O presidente Trump tem adotado uma linha semelhante à seguida por Hitler ao limitar fortemente a entrada nos Estados Unidos de cidadãos de países islâmicos, alegando razões de segurança nacional.
Não só defensores dos direitos civis se opuseram a essas medidas, como também várias importantes indústrias do Vale do Silício que recrutam cientistas desses países. Trump argumentou – como Hitler – que esses cientistas estavam tirando empregos de técnicos americanos e que o país poderia passar sem eles. O futuro dirá quão danosa é essa política para os Estados Unidos, como foi para a Alemanha nazista.
A “internacionalização” da pesquisa científica é hoje aceita como uma política benéfica por todos e o exemplo do Estado de São Paulo nessa área é significativo: o número de artigos científicos publicados por cientistas paulistas em colaboração com cientistas de outros países tem crescido rapidamente, graças principalmente ao apoio Fundação de Amparo à Pesquisa do Estado de São Paulo (Fapesp).
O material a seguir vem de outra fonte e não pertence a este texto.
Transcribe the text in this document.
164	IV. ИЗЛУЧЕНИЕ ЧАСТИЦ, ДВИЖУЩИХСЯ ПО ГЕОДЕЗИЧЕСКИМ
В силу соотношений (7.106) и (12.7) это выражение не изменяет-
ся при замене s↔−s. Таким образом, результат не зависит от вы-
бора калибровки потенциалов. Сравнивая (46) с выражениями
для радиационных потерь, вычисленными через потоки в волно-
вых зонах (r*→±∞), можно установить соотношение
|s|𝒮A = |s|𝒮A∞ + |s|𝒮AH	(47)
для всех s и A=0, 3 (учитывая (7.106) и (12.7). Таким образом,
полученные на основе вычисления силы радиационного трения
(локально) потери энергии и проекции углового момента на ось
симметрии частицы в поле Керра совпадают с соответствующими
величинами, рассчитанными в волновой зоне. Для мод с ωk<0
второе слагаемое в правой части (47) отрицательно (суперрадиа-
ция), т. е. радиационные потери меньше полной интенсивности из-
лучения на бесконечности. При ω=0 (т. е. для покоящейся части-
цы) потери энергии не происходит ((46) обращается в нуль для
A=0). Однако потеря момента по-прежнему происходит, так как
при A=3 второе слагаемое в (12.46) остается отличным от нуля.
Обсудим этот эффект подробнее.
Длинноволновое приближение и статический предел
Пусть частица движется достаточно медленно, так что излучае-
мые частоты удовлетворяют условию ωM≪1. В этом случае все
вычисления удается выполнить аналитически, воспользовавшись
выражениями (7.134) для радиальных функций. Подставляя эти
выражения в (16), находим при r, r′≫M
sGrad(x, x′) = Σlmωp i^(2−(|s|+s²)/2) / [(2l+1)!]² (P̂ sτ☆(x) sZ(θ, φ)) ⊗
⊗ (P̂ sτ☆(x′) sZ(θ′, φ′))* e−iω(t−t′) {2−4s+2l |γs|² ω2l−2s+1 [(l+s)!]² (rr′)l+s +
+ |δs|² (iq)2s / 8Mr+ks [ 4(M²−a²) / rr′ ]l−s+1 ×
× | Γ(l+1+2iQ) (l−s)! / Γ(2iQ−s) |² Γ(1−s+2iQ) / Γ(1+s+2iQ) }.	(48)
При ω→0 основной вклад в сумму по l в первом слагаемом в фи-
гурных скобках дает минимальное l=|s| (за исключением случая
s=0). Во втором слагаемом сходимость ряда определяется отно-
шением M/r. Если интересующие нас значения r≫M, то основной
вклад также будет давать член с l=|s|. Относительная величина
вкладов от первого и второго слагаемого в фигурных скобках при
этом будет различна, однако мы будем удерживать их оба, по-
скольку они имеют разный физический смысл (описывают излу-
A mesma tendência ocorre em outros países, como na Espanha e até nos Estados Unidos, apesar da enorme capacidade científica do país.
A globalização na área científica é muito superior à globalização econômica, que passa por “soluços” e descontinuidades, como agora, em razão das políticas econômicas adotadas por Trump.
Revistas como Science, nos Estados Unidos, e Nature, na Inglaterra, são realmente universais e estabelecem o padrão de qualidade utilizado pelas demais revistas em todos os países. O que acontece com publicações científicas não se repete em áreas tecnológicas, em que a propriedade intelectual é protegida por patentes, um obstáculo que países em desenvolvimento têm de superar
Converter o conhecimento científico em tecnologias, máquinas e outros produtos pode dar origem a limitações à sua disseminação. De modo geral, os países da Europa e os Estados Unidos tiveram grande sucesso em fazê-lo no passado, o que deu origem às grandes empresas multinacionais que comercializam esses mesmos produtos nos países em desenvolvimento.
Tecnologia é um ingrediente muito importante da globalização porque o comércio internacional depende da produção de bens e serviços que envolvem tecnologias em que propriedade intelectual e patentes precisam ser negociadas. Por essas razões na área tecnológica não ocorreu a globalização que se viu em outras áreas. Ela permaneceu firmemente nas mãos dos países onde foi desenvolvida.
Por exemplo, são poucos os países capazes de construir aviões comerciais porque as tecnologias envolvidas estão nas mãos de empresas multinacionais, como a Boeing, nos Estados Unidos, a Airbus, na Europa, e similares na Rússia.
É por esse motivo que o fato de a Embraer ter conseguido quebrar esse monopólio e construir aviões de qualidade fala bem do nível de desenvolvimento científico e tecnológico do Brasil, beneficiando-se, é claro, da cooperação internacional.